Funcionamiento y aportes de Corazón de Niño
Una cirugía de corazón abierto puede costar hasta 3 millones de pesos, por lo que Corazón de Niño A.C. no cobra por sus servicios a familias que, tras un estudio socioeconómico, no pueden pagar. A aquellas con capacidad económica, solo se sugiere una aportación simbólica como donativo, sin condicionar el servicio. El equipo médico, técnico y de apoyo dona completamente su trabajo, atendiendo a menores con o sin derechohabiencia.
México enfrenta graves barreras como falta de infraestructura, presupuesto inadecuado y desinformación sobre menores afectados. En 2021, Corazón de Niño logró que se publicara en el Diario Oficial de la Federación la implementación obligatoria del Tamiz Cardiaco al nacer.
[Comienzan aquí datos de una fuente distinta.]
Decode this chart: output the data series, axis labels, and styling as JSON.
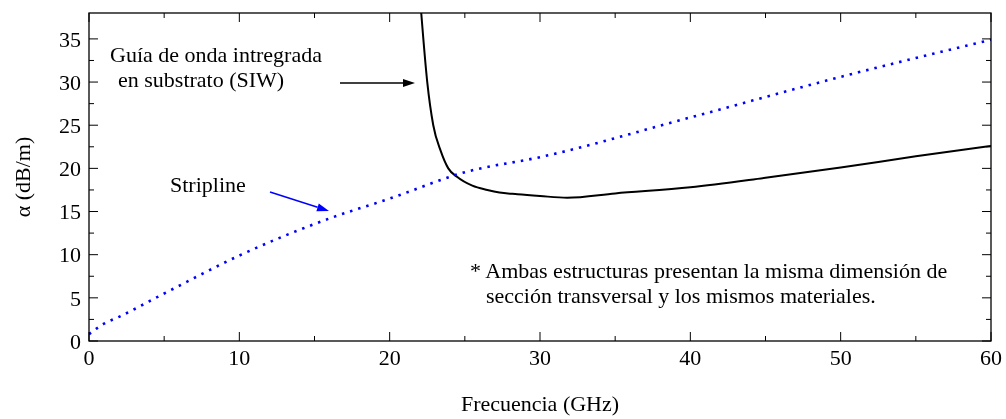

Ese mismo año, impulsaron la creación del Comité Mexicano para el Tamiz Neonatal Cardiaco, extendiéndose a Latinoamérica en 2022.
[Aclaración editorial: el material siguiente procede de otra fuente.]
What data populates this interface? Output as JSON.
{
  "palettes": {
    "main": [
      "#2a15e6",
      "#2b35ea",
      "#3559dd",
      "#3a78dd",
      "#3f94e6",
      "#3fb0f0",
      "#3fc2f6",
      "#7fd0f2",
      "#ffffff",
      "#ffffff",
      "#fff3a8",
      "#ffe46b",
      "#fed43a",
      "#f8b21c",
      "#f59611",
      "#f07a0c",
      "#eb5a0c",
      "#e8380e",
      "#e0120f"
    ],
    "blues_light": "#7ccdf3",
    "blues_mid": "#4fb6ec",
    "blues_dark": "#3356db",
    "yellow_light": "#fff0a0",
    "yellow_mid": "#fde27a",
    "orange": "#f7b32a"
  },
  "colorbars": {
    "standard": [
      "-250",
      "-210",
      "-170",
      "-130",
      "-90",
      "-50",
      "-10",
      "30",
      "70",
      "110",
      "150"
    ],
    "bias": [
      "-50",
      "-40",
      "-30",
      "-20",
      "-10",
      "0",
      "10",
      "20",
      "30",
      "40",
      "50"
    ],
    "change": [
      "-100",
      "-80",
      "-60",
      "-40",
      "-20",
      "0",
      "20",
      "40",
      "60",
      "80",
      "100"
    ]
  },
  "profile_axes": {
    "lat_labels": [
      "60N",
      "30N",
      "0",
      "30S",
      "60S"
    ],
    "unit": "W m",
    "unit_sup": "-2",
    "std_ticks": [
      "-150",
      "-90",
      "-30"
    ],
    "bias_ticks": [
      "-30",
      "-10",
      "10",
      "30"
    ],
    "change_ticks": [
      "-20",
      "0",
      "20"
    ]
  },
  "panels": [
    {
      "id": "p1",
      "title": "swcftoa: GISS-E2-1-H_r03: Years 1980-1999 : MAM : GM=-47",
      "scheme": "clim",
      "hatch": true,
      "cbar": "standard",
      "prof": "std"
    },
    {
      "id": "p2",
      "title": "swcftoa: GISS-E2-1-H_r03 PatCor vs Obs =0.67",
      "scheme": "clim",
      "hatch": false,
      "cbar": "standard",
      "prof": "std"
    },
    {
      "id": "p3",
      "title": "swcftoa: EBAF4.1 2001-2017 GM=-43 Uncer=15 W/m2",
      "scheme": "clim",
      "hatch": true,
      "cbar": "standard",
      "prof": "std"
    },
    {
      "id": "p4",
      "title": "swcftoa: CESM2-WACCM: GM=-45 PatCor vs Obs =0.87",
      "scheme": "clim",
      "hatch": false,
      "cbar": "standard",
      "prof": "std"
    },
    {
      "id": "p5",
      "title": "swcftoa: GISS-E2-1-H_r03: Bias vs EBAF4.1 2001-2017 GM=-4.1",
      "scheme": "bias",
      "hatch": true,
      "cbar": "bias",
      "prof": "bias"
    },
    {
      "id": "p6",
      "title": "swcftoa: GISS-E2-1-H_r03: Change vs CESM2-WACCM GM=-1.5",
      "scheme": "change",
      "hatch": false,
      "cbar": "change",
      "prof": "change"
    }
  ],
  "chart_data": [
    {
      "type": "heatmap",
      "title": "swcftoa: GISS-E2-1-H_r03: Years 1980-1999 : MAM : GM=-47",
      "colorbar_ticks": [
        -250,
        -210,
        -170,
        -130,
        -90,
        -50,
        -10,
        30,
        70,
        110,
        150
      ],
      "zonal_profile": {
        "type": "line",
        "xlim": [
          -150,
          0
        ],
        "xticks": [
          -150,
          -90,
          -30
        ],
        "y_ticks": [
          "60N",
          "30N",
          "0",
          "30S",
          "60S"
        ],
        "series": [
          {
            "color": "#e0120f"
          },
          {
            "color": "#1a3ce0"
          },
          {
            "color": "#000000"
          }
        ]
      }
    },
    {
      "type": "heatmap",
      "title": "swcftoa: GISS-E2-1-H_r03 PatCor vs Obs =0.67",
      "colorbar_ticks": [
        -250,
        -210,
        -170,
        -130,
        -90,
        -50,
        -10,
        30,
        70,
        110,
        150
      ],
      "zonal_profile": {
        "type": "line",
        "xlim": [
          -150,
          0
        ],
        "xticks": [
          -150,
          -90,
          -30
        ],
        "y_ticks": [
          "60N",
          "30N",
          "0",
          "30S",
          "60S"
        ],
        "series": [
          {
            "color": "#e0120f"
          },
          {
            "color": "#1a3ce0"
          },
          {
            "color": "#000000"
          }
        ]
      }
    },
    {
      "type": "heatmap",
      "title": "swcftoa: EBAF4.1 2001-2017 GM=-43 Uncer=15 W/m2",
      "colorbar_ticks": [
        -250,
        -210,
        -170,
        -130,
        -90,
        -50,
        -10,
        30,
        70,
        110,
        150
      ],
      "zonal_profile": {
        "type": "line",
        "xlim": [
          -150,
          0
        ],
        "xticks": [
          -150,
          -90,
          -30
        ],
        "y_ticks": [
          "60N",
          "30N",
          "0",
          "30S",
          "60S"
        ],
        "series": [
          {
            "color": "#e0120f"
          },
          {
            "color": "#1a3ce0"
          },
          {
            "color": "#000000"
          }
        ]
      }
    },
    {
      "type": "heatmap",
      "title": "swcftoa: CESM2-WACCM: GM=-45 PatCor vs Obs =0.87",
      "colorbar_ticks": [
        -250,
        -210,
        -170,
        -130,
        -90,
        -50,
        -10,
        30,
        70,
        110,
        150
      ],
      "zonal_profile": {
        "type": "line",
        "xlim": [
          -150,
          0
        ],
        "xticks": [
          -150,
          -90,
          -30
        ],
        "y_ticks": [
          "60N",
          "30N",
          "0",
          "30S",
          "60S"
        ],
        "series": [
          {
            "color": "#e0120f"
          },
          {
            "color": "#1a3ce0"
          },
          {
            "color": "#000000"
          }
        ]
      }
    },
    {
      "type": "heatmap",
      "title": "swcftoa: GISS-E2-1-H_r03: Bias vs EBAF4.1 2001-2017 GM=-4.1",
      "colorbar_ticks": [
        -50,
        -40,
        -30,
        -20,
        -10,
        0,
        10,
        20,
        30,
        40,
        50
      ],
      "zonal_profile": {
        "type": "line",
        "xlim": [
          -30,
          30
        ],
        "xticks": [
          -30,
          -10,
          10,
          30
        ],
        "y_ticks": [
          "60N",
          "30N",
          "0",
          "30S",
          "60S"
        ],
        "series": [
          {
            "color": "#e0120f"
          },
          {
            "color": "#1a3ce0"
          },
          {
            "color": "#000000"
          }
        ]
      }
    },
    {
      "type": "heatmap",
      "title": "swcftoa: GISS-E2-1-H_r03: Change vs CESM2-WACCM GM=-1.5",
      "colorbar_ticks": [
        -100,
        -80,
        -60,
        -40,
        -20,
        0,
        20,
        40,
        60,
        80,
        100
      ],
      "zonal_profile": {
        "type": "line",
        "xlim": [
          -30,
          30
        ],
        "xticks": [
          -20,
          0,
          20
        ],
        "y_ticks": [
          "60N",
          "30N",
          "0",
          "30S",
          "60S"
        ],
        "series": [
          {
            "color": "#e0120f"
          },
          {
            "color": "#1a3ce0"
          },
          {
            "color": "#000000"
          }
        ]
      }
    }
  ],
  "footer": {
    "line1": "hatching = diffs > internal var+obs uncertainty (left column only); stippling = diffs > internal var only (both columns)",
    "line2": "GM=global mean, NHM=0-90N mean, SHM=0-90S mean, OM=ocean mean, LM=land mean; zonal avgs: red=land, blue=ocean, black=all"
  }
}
En 2023, se desarrolló un algoritmo especializado para México, y en 2024, se incluyeron los cinco Tamices Neonatales Integrales en la nueva Cartilla Nacional de Salud, dentro de la Ley General de Salud. Para noviembre de 2025, el Sistema Nacional de Protección para Niñas, Niños y Adolescentes (SIPINNA), junto con diez organismos médicos, avaló el procedimiento de Corazón de Niño como el idóneo para el país.
Avances y desafíos pendientes
Durante el Congreso Internacional de Pediatría en Ciudad de México en noviembre de 2025, se presentó un informe que confirmó un incremento del 140% en la detección de cardiopatías congénitas en México. Mientras en 2018 se detectaban 15 casos por cada 100,000 recién nacidos, para 2024 la cifra subió a 144, acercándose al rango internacional.
Sin embargo, la asociación señala que falta impulsar una Norma Oficial Mexicana (NOM) basada en un protocolo con efectividad del 99.6%. Aunque en 2021 se instruyó a la Secretaría de Salud emitir la NOM en 365 días, presuntamente no se ha cumplido desde 2022, lo que representa un obstáculo para corregir el alto índice de cardiopatías detectadas.
Corazón de Niño continúa su labor en Baja California Sur, demostrando que, a través de alianzas y compromiso social, es posible salvar vidas y transformar el panorama de la salud infantil en México.